Um estudo recente sobre familiares de seguidores do culto mostrou que aqueles que eventualmente deixaram o grupo disseram que os laços familiares próximos fora do movimento eram importantes.

Vida depois

As experiências de partida de grupos religiosos são complexas e diversas. Alguns podem distanciar-se fisicamente de um grupo, mas retêm aspectos da sua ideologia e até mesmo certas práticas por longos períodos após deixarem o grupo. Um exemplo é o movimento Free Zone Scientology, composto por pessoas que praticam as técnicas de Ron Hubbard fora das estruturas da Igreja de Scientology.

Noutros casos, os antigos membros continuam por vezes a ter contato social com pessoas do grupo, especialmente se os familiares ainda forem membros. Eles podem decidir nunca denunciar oficialmente o grupo, ao mesmo tempo que se distanciam da sua visão de mundo.

Não é fácil recuperar-se social e financeiramente após deixar um grupo de culto. De acordo com um estudo recente, é necessário “um esforço emocional considerável” para criar novas conexões sociais e uma nova autocompreensão.

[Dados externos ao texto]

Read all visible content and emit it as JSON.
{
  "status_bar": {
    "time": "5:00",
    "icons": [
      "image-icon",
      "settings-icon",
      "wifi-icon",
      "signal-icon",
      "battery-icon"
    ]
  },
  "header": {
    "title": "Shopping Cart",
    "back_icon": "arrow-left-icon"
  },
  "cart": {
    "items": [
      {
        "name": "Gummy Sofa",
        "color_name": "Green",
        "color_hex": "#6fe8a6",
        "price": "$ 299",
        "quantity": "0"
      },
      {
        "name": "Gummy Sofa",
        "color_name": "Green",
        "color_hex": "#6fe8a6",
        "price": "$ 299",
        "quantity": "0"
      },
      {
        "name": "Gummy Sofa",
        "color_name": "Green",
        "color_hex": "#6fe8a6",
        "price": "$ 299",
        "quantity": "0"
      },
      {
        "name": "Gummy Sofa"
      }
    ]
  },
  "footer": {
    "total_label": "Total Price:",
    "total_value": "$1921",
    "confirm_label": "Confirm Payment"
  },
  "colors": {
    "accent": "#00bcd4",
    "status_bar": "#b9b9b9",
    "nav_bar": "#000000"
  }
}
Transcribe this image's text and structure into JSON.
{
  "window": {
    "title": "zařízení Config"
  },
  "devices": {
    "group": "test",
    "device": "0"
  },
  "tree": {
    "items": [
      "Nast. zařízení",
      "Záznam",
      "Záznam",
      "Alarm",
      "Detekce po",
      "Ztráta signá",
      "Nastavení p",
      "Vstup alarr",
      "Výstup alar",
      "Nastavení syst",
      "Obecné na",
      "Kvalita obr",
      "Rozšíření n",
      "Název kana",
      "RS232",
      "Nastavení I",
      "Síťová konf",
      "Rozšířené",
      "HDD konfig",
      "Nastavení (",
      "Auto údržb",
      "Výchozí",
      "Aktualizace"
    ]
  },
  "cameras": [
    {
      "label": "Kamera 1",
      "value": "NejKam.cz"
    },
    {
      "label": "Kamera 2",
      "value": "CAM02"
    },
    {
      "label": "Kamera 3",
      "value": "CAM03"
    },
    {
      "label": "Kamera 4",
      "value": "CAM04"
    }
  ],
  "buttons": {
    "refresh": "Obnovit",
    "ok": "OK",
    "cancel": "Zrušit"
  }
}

Algumas pessoas podem necessitar de apoio prático para encontrar alojamento, emprego ou formação. Para muitos, o contato com outras pessoas que tiveram experiências semelhantes é importante e gratificante.

As pessoas que abandonam uma seita podem precisar de tempo e de espaços seguros para reavaliar suas experiências. Sempre que possível, é melhor fazer isso com a ajuda de um consultor profissional.

Estes grupos de culto mostram quão poderosa pode ser a nossa necessidade de ligações sociais — tanto para atrair pessoas para estes grupos como para ajudá-las a abandoná-los.